酒場に行くと、ロデオ仲間たちの態度が変わり、ロンとの接触を避けようとする。

 

ホモ野郎と罵倒されたロンは、殴りかかるが、友人のT.Jに阻止され、唾を吐いて出て行ってしまう。

 

紹介された集会場に行き、パンフレットだけ取って出て行ったロンは今、ショーパブで神に祈っていた。

 

ふと見ると、病院で見た清掃員がいることに気づき、近づくロン。

 

8日目。

 

ロンは清掃員に頼み、病院裏でAZTを受け取り、服用する。

 

9日目。

 

以降も、AZTを手に入れては服用し、同じような生活を送るロン。

 

28日目。

 

薬の管理が厳しくなったと、清掃員からメキシコの医師を紹介される。

 

怒ったロンは殴りかかるが、その場で倒れて気を失ってしまう。

 

イブに声をかけられ、ロンが目を開けると、そこは病院のベッドだった。

 

セバードに、血中からAZTが検出されたと指摘される。

 

「医薬品の違法取引は罰せられます」

「分かってる」

 

その直後、同室のトランすジェンダーレイヨンから声をかけられ、レイヨンがAZTの被験者として入院していることを知る。

 

ロンは病院を勝手に出て、自宅に戻り、有り金を掻(か)き集めて、メキシコへ向かう。

 

30日目。

 

紹介されたメキシコのバスの病院へ辿り着く。

 

「クスリのやりすぎで、免疫系が随分やられてる。

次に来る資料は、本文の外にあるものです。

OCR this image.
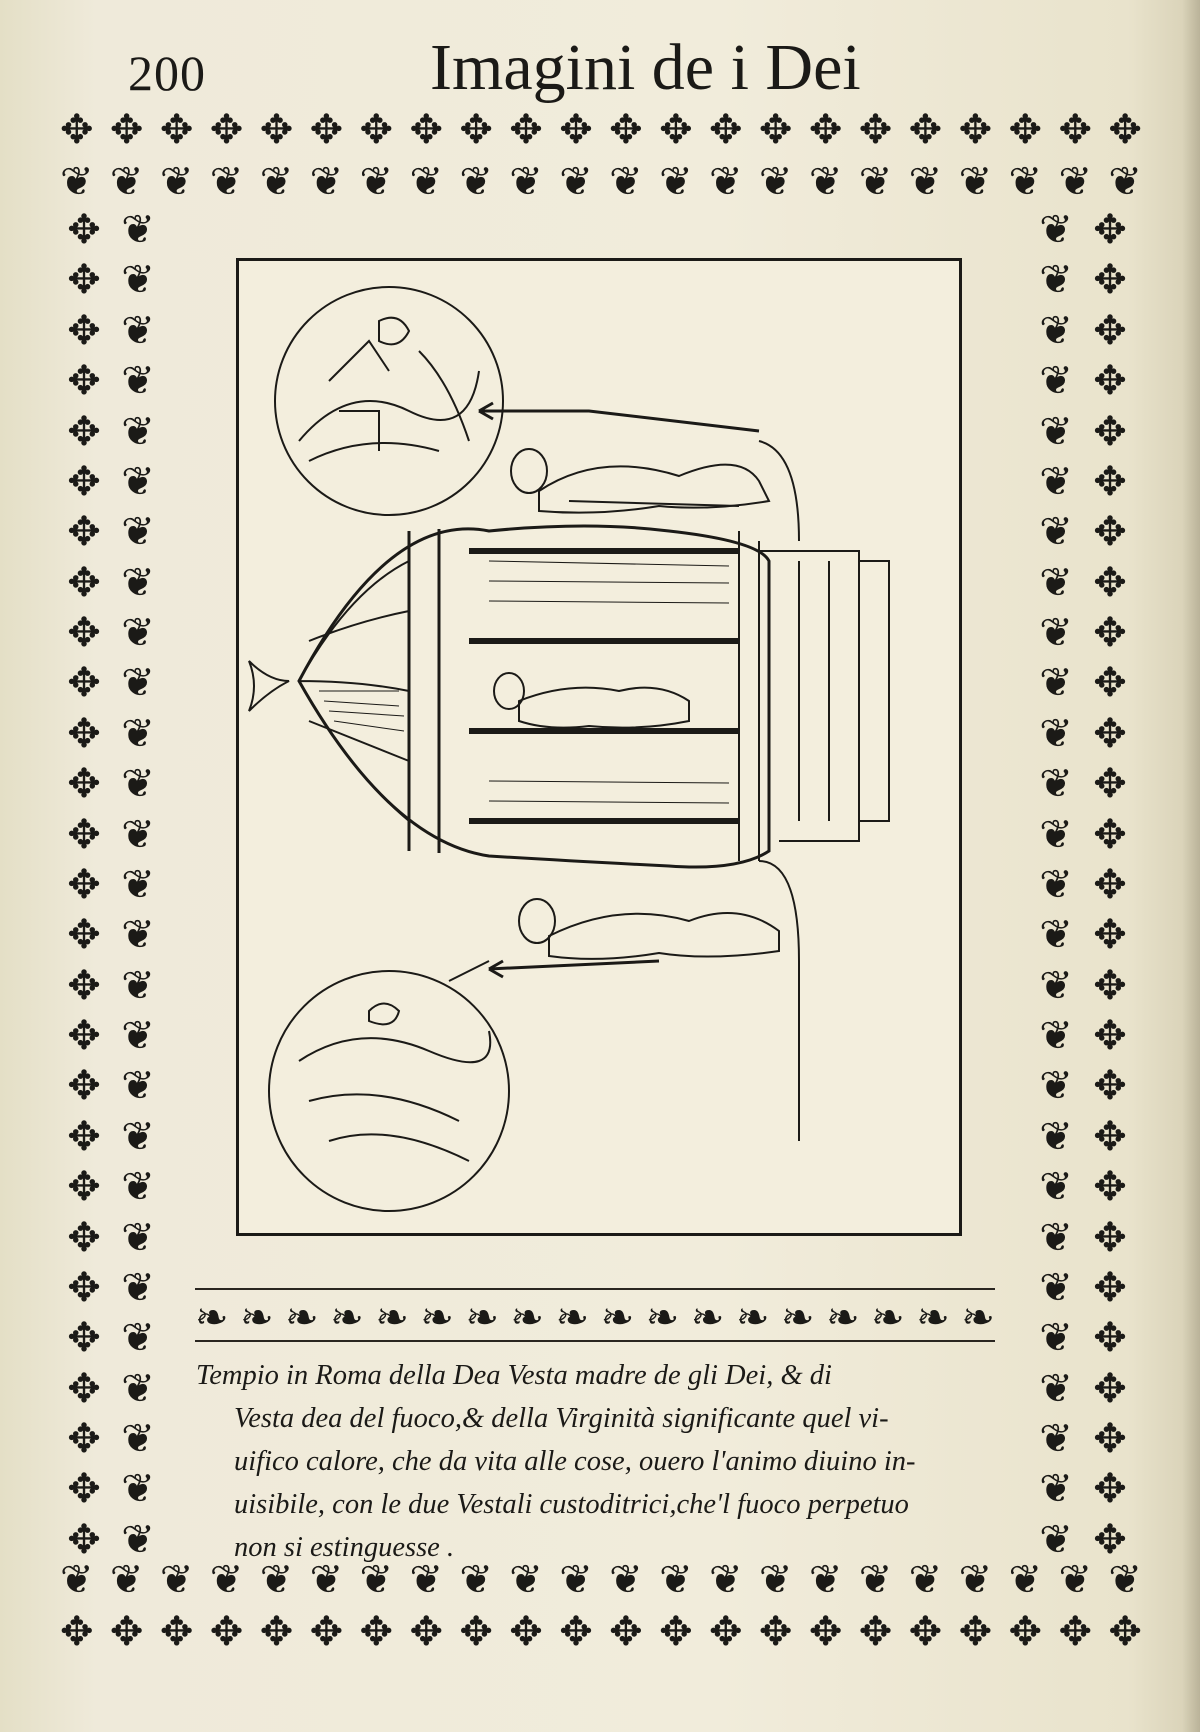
200	Imagini de i Dei
✥ ✥ ✥ ✥ ✥ ✥ ✥ ✥ ✥ ✥ ✥ ✥ ✥ ✥ ✥ ✥ ✥ ✥ ✥ ✥ ✥ ✥
❦ ❦ ❦ ❦ ❦ ❦ ❦ ❦ ❦ ❦ ❦ ❦ ❦ ❦ ❦ ❦ ❦ ❦ ❦ ❦ ❦ ❦
✥
✥
✥
✥
✥
✥
✥
✥
✥
✥
✥
✥
✥
✥
✥
✥
✥
✥
✥
✥
✥
✥
✥
✥
✥
✥
✥
❦
❦
❦
❦
❦
❦
❦
❦
❦
❦
❦
❦
❦
❦
❦
❦
❦
❦
❦
❦
❦
❦
❦
❦
❦
❦
❦
❦
❦
❦
❦
❦
❦
❦
❦
❦
❦
❦
❦
❦
❦
❦
❦
❦
❦
❦
❦
❦
❦
❦
❦
❦
❦
❦
✥
✥
✥
✥
✥
✥
✥
✥
✥
✥
✥
✥
✥
✥
✥
✥
✥
✥
✥
✥
✥
✥
✥
✥
✥
✥
✥
❦ ❦ ❦ ❦ ❦ ❦ ❦ ❦ ❦ ❦ ❦ ❦ ❦ ❦ ❦ ❦ ❦ ❦ ❦ ❦ ❦ ❦
✥ ✥ ✥ ✥ ✥ ✥ ✥ ✥ ✥ ✥ ✥ ✥ ✥ ✥ ✥ ✥ ✥ ✥ ✥ ✥ ✥ ✥
❧ ❧ ❧ ❧ ❧ ❧ ❧ ❧ ❧ ❧ ❧ ❧ ❧ ❧ ❧ ❧ ❧ ❧
Tempio in Roma della Dea Vesta madre de gli Dei, & di
Vesta dea del fuoco,& della Virginità significante quel vi-
uifico calore, che da vita alle cose, ouero l'animo diuino in-
uisibile, con le due Vestali custoditrici,che'l fuoco perpetuo
non si estinguesse .
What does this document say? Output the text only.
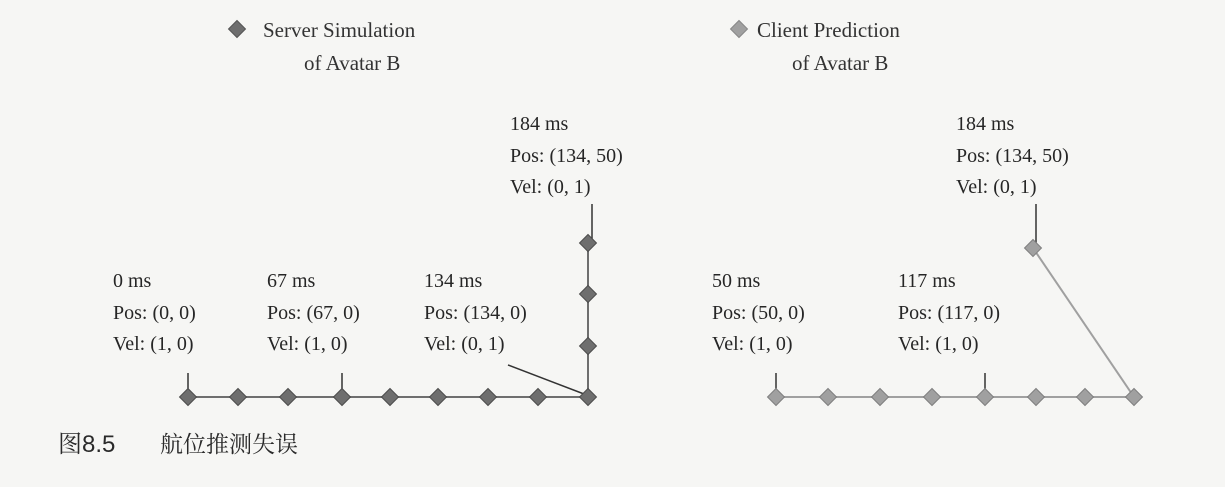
Server Simulation
of Avatar B
Client Prediction
of Avatar B
0 ms
Pos: (0, 0)
Vel: (1, 0)
67 ms
Pos: (67, 0)
Vel: (1, 0)
134 ms
Pos: (134, 0)
Vel: (0, 1)
184 ms
Pos: (134, 50)
Vel: (0, 1)
50 ms
Pos: (50, 0)
Vel: (1, 0)
117 ms
Pos: (117, 0)
Vel: (1, 0)
184 ms
Pos: (134, 50)
Vel: (0, 1)
图8.5 航位推测失误
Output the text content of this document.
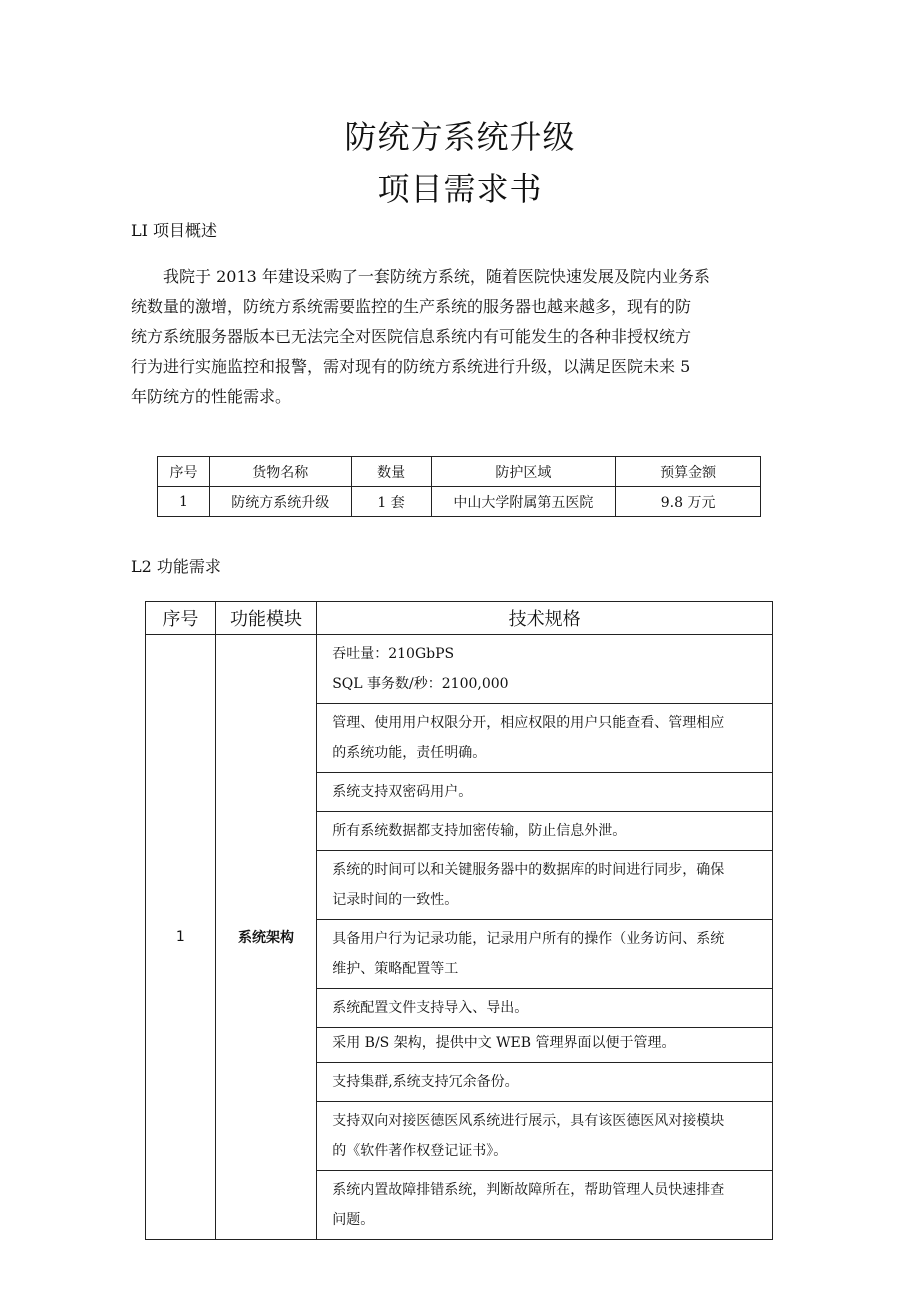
防统方系统升级
项目需求书
LI 项目概述
我院于 2013 年建设采购了一套防统方系统，随着医院快速发展及院内业务系
统数量的激增，防统方系统需要监控的生产系统的服务器也越来越多，现有的防
统方系统服务器版本已无法完全对医院信息系统内有可能发生的各种非授权统方
行为进行实施监控和报警，需对现有的防统方系统进行升级，以满足医院未来 5
年防统方的性能需求。
序号	货物名称	数量	防护区域	预算金额
1	防统方系统升级	1 套	中山大学附属第五医院	9.8 万元
L2 功能需求
序号	功能模块	技术规格
1	系统架构	吞吐量：210GbPS
SQL 事务数/秒：2100,000

		管理、使用用户权限分开，相应权限的用户只能查看、管理相应
的系统功能，责任明确。

		系统支持双密码用户。

		所有系统数据都支持加密传输，防止信息外泄。

		系统的时间可以和关键服务器中的数据库的时间进行同步，确保
记录时间的一致性。

		具备用户行为记录功能，记录用户所有的操作（业务访问、系统
维护、策略配置等工

		系统配置文件支持导入、导出。

		采用 B/S 架构，提供中文 WEB 管理界面以便于管理。

		支持集群,系统支持冗余备份。

		支持双向对接医德医风系统进行展示，具有该医德医风对接模块
的《软件著作权登记证书》。

		系统内置故障排错系统，判断故障所在，帮助管理人员快速排查
问题。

コカインもAZTも免疫を弱める。製薬会社が儲かるだけで、飲んだ患者の細胞は死んでいく。免疫系の回復のためにビタミン剤と亜鉛を飲め」

 

AZTの無効性を指摘されるのである。

 

3か月後。

 

「T細胞が増えてる」

 

【T細胞は免疫の司令塔の役割を果たす】

 

バスにそう言われ、AZTより毒性が低い、アメリカで未承認のddⅭを渡され、「これこそがペプチドTだ。タンパク質で毒性はない」と言われるのだ。

 

【現在、ddⅭ(ジデオキシシチジン)とペプチドTは、エイズ治療における抗ウイルス剤として有効】

 

ロンは大量のddⅭを車に載せ、国境を越えようとするが、検問で見つかってしまう。

 

FDAの担当官のバークレーから、持ち込みできるのは90日分だと指摘される。

 

ロンは神父の癌患者を装い、一日33錠必要で、他にビタミン剤など30日分だと反論する。

 

何とか自分用だと言い逃れ、解放されたロンは、テキサスに戻ると、早速薬を売り始めた。

 

そこにレイヨンが現れ、25%の分け前を与えるという取引が成功し、以降、二人は相棒となっていく。

 

遂にロンは、“ダラス・バイヤーズクラブ”を設立し、ゲイに会員権を売り、薬を提供するという商売を立ち上げるのだ。